Em pleno romantismo, a
ideia do gênio incompreendido
paira com nobreza. O sucesso
comercial é percebido com
desconfiança. Acredita-se então que a arte esteja acima do
gosto comum, ao qual toda
concessão por parte do artista
se torna um crime.
As vanguardas sublinharam
essa convicção, que a história
também reforçou. A arte de
desprezados terminou por
triunfar, numa lição tanto moral quanto estética.
A pureza da criação artística,
que não se suja com baixas razões materiais, torna-se a quintessência de uma santificação
pautada pelo rigor: entre os
seus vários e tremendos anátemas, André Breton excomunga
Artaud por ter aceito uma encomenda paga.
Nobre posição heroica exigida dos criadores, ela articula-se, porém, graças a mecanismos invisíveis, à vil máquina do
mercado, cujo combustível é a
flutuação do gosto.
O sucesso das vanguardas fez
certos autores passarem, em
algumas décadas, do zero às dezenas de milhões em moeda
forte: o caso de Van Gogh é
exemplar. Elas, as vanguardas,
"esquentaram", como se diz
nas Bolsas de Valores, o mercado das artes graças a lucros vertiginosos.
Está claro, esse mesmo mercado tenta recriar, artificialmente, situações semelhantes
que o levem a ganhar muito dinheiro. A obra mostra-se parecida com uma ação na Bolsa de
Valores: apenas ela é concreta,
bonita, pode dar prazer. Ou, às
vezes, nem isso: alguns colecionadores possuem "carteiras"
de arte guardadas em bancos.
"Blue chips"
Os termos da mesma pergunta podem ser tomados de um
ângulo prático: o mercado das
artes seria benéfico ou prejudicial para a criação do artista?
A resposta vai mais longe:
sem o mercado, as artes plásticas não existiriam hoje. O mercado é a sua biosfera artística.
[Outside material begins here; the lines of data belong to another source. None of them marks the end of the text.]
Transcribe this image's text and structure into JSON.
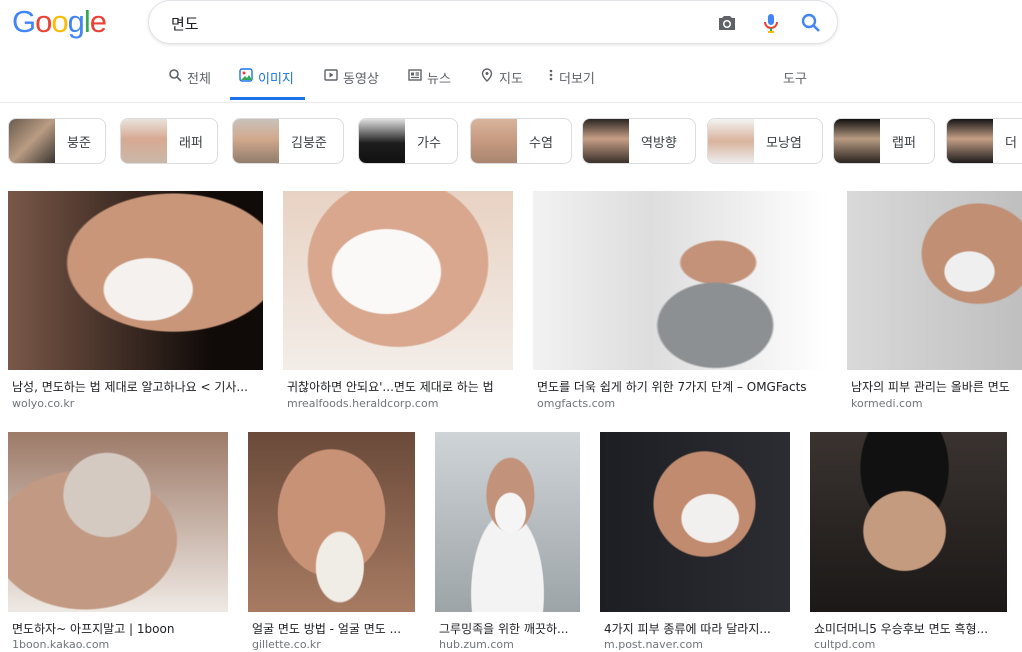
{
  "logo": {
    "letters": [
      "G",
      "o",
      "o",
      "g",
      "l",
      "e"
    ],
    "colors": [
      "#4285f4",
      "#ea4335",
      "#fbbc05",
      "#4285f4",
      "#34a853",
      "#ea4335"
    ]
  },
  "search": {
    "query": "면도"
  },
  "tabs": [
    {
      "label": "전체",
      "icon": "search-icon"
    },
    {
      "label": "이미지",
      "icon": "image-icon",
      "active": true
    },
    {
      "label": "동영상",
      "icon": "play-icon"
    },
    {
      "label": "뉴스",
      "icon": "news-icon"
    },
    {
      "label": "지도",
      "icon": "map-pin-icon"
    },
    {
      "label": "더보기",
      "icon": "more-vert-icon"
    }
  ],
  "tools_label": "도구",
  "chips": [
    "붕준",
    "래퍼",
    "김붕준",
    "가수",
    "수염",
    "역방향",
    "모낭염",
    "랩퍼",
    "더"
  ],
  "results": [
    {
      "caption": "남성, 면도하는 법 제대로 알고하나요 < 기사...",
      "source": "wolyo.co.kr"
    },
    {
      "caption": "귀찮아하면 안되요'...면도 제대로 하는 법",
      "source": "mrealfoods.heraldcorp.com"
    },
    {
      "caption": "면도를 더욱 쉽게 하기 위한 7가지 단계 – OMGFacts",
      "source": "omgfacts.com"
    },
    {
      "caption": "남자의 피부 관리는 올바른 면도",
      "source": "kormedi.com"
    },
    {
      "caption": "면도하자~ 아프지말고 | 1boon",
      "source": "1boon.kakao.com"
    },
    {
      "caption": "얼굴 면도 방법 - 얼굴 면도 ...",
      "source": "gillette.co.kr"
    },
    {
      "caption": "그루밍족을 위한 깨끗하...",
      "source": "hub.zum.com"
    },
    {
      "caption": "4가지 피부 종류에 따라 달라지...",
      "source": "m.post.naver.com"
    },
    {
      "caption": "쇼미더머니5 우승후보 면도 흑형...",
      "source": "cultpd.com"
    }
  ]
}
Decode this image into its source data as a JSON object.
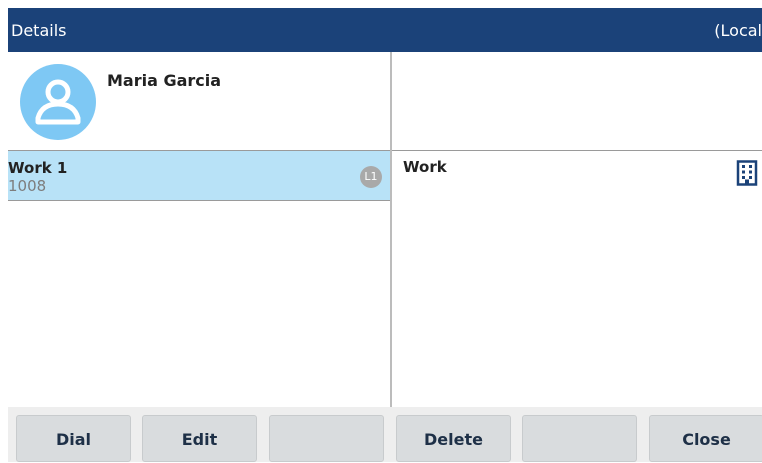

Bom ou ruim, é o único modo,
em nossa sociedade, dentro do
qual um criador se torna profissional.
Estímulos oficiais são importantes. Dão oportunidades a
quem começa; organizam mostras originais e arriscadas, bancam a formação de jovens, ou
deveriam fazê-lo. Não que o Estado substitua o mercado nem
tem ele instrumentos para tanto. É, ou deveria ser, um regulador cultural no sentido de compensar as falhas daquilo que é
um comércio.
Caso contrário, as obras de
arte milionárias e chiques passam a depender apenas de milionários que querem ser chiques, como acontece no Brasil.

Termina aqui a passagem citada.